Wednesday, July 09, 2008

Law SB200 allows banishment of Holy Bible

A lawmaker in Colorado who challenged the authors of SB200, a new law that bans discrimination based on the "perception" of gender, contends it was written to give a wide open door to anyone who wants to banish Christian beliefs or the Bible. "This is so loaded. It's written in an open-ended fashion that anybody can take just about any part of it and grow it into a huge monstrosity," state Rep. Kevin Lundberg said. "Section 8 of Senate Bill 200 is a wide open door for any judge to censor anything that condemns homosexuality, including Scripture," Lundberg said at the news conference. Section 8 is headlined, "Publishing of discriminative matter forbidden." "I do believe that the Bible is banned, under the plain language of this new statute," said Steve Crampton, general counsel of Liberty Counsel. Lundberg said the statute includes some "very troubling" provisions "that can be used in fairly heavy-handed ways.

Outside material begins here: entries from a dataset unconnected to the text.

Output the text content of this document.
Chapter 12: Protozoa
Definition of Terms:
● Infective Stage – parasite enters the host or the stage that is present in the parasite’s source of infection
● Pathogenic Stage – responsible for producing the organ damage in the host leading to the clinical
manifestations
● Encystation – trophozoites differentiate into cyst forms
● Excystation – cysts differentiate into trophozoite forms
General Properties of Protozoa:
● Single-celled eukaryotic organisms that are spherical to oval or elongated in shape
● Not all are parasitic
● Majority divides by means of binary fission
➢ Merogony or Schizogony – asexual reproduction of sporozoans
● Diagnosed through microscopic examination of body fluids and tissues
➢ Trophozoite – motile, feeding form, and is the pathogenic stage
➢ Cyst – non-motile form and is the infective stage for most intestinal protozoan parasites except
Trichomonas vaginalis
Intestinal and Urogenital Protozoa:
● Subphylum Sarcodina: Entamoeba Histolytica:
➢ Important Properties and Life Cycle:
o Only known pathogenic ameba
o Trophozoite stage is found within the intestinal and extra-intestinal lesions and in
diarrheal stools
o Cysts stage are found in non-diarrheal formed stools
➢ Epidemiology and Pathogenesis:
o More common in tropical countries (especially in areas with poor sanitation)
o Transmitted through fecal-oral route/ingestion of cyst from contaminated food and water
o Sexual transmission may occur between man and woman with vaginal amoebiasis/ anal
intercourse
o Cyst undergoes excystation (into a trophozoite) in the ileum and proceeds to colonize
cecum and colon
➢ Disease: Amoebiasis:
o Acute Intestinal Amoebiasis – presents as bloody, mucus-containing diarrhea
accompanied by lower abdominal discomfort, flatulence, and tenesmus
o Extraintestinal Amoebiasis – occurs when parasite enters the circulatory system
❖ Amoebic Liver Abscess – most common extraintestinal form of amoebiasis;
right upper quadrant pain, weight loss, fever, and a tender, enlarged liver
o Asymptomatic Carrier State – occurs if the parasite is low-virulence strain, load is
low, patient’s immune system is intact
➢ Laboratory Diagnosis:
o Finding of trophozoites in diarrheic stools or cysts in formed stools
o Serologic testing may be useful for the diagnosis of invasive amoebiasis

It goes so far and it goes so broad … the more I read it the more troubled I get." He said Section 8, for example, regarding the publication of discriminatory material.

""When it was on the floor of the house and we were debating it I discounted the overall effect, thinking it applied to the posting of rules for hotels and lodging," he said. "When I more seriously looked at all the particulars, then it starts to encompass a prohibition on anything of a printed nature that's distributed or sold or shared for virtually any purpose." Lundberg said it's clear the Bible could be targeted by those using the vague definitions in the law. "If you're going to be distributing Scriptures, there are clear passages that someone of a homosexual orientation could easily find offensive," he said. He said not only did Colorado lawmakers create an open-ended document, "any court could take it to whatever direction they wanted to take it, and they would have the authority of the statute to fall back onto."